Ik vind het opmerkelijk dat iemand die zo duidelijk discrimineert bescherming zoekt bij de rechter. Maar hier was nog iets anders aan de hand. Deze SGP’er voelde zich gekwetst omdat iemand er andere religieuze opvattingen op nahield. Dat bleek ook tijdens de rechtszaak, waarin Reve overtuigend aangaf dat het niet aan de rechter is om een keuze te maken tussen de ene religie boven de andere, om het ene Godsbeeld boven het andere te stellen.
Deze opvatting werd ondersteund toen de katholieke kerk Reve kort voor het proces toestond de doop te ontvangen en lid te worden. Waarmee de katholieke kerk in feite aangaf dat een veroordeling van Reve ook een veroordeling zou zijn van de kerk. Een dapper besluit, maar ook een logisch besluit, het beeld van God die wederkeert in de gedaante van een wijze ezel en de notie van lichamelijke vereniging met God zijn zaken die passen in een traditie van katholieke mystiek.
Reve werd niet veroordeeld - en sindsdien is niemand meer veroordeeld. De rechter kan niet beoordelen in hoeverre mensen zijn gekwetst in hun religieuze gevoelens. De rechter kan ook niet bepalen in hoeverre een verdachte de intentie heeft gehad om iemand te kwetsen. En het is niet aan de rechter om te bepalen wie het ware geloof verkondigt en wie niet. Tijdens dit ‘Ezelsproces’ in de jaren zestig bleek het verbod op godslastering vooral een middel tot religieuze politiek.
Dat was ook al het geval in de jaren dertig, toen dit artikel in het leven werd geroepen. Bij de invoering van het Wetboek van Strafrecht in 1881 was geen bepaling tegen godslastering opgenomen. In 1932 gebeurde dat wel, nadat het linkse blad ‘De Tribune’ vlak voor Kerst 1930 had geschreven dat Christus op de mestvaalt moest, de Heilige Maagd in de stal en de Heilige Vader naar de duivel.

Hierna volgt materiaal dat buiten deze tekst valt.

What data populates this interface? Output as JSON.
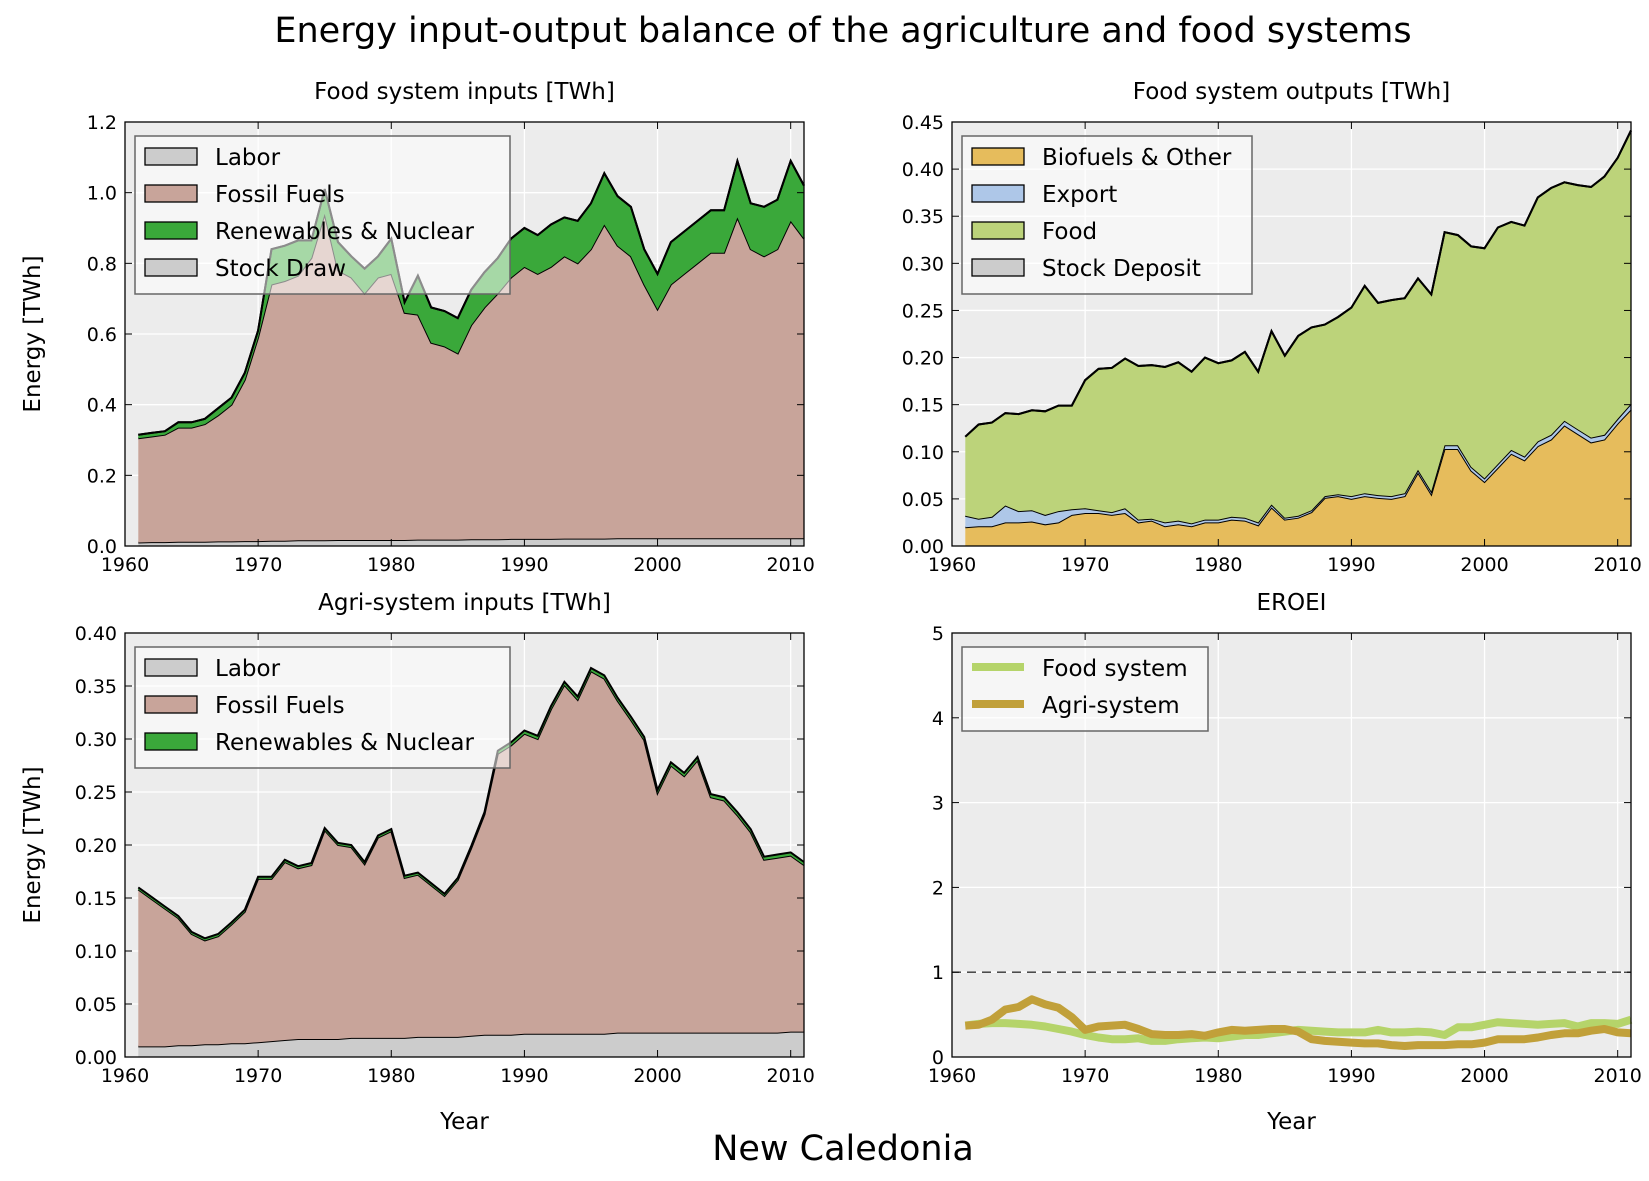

In totaal werden negen veroordelingen uitgesproken. De eerste keer was in 1934, een schrijver van het blad de ‘Vrije Socialist’ kreeg een boete van 30 gulden, omdat hij een God die TBC heeft geschapen een ‘misdadiger’ noemde. De laatste veroordeling was een boete van 100 gulden voor een student die in het blad ‘Propria Cures’ Jezus een ‘amateur-ombudsman’ had genoemd.
Na de vrijspraak van Reve werd niemand meer veroordeeld. Het verbod op godslastering werd feitelijk een slapend verbod. Maar ook een verbod dat gemakkelijk weer tot ontwaken kan worden gebracht. Dat probeerde in 2004 minister Donner, directe familie van de minister Donner die in 1932 de wet had ingevoerd. Na de moord op opiniemaker Theo Van Gogh probeerde de toenmalige minister van Justitie de gevoelens van radicale moslims te beschermen, in de hoop verdere radicalisering te voorkomen.
In de discussie over godslastering wijzen tegenstanders van afschaffing vooral op de vrijheid van godsdienst. Het ‘Ezelsproces’ laat zien dat het verbod op godslastering ook een beperking is van de vrijheid om te spreken over God. Wie godsdienst serieus neemt, zou ook de discussie over God serieus moeten nemen en geen godsbeelden moeten verbieden. Wie werkelijk ruimte wil geven aan godsdienst moet een einde maken aan het verbod op godslastering.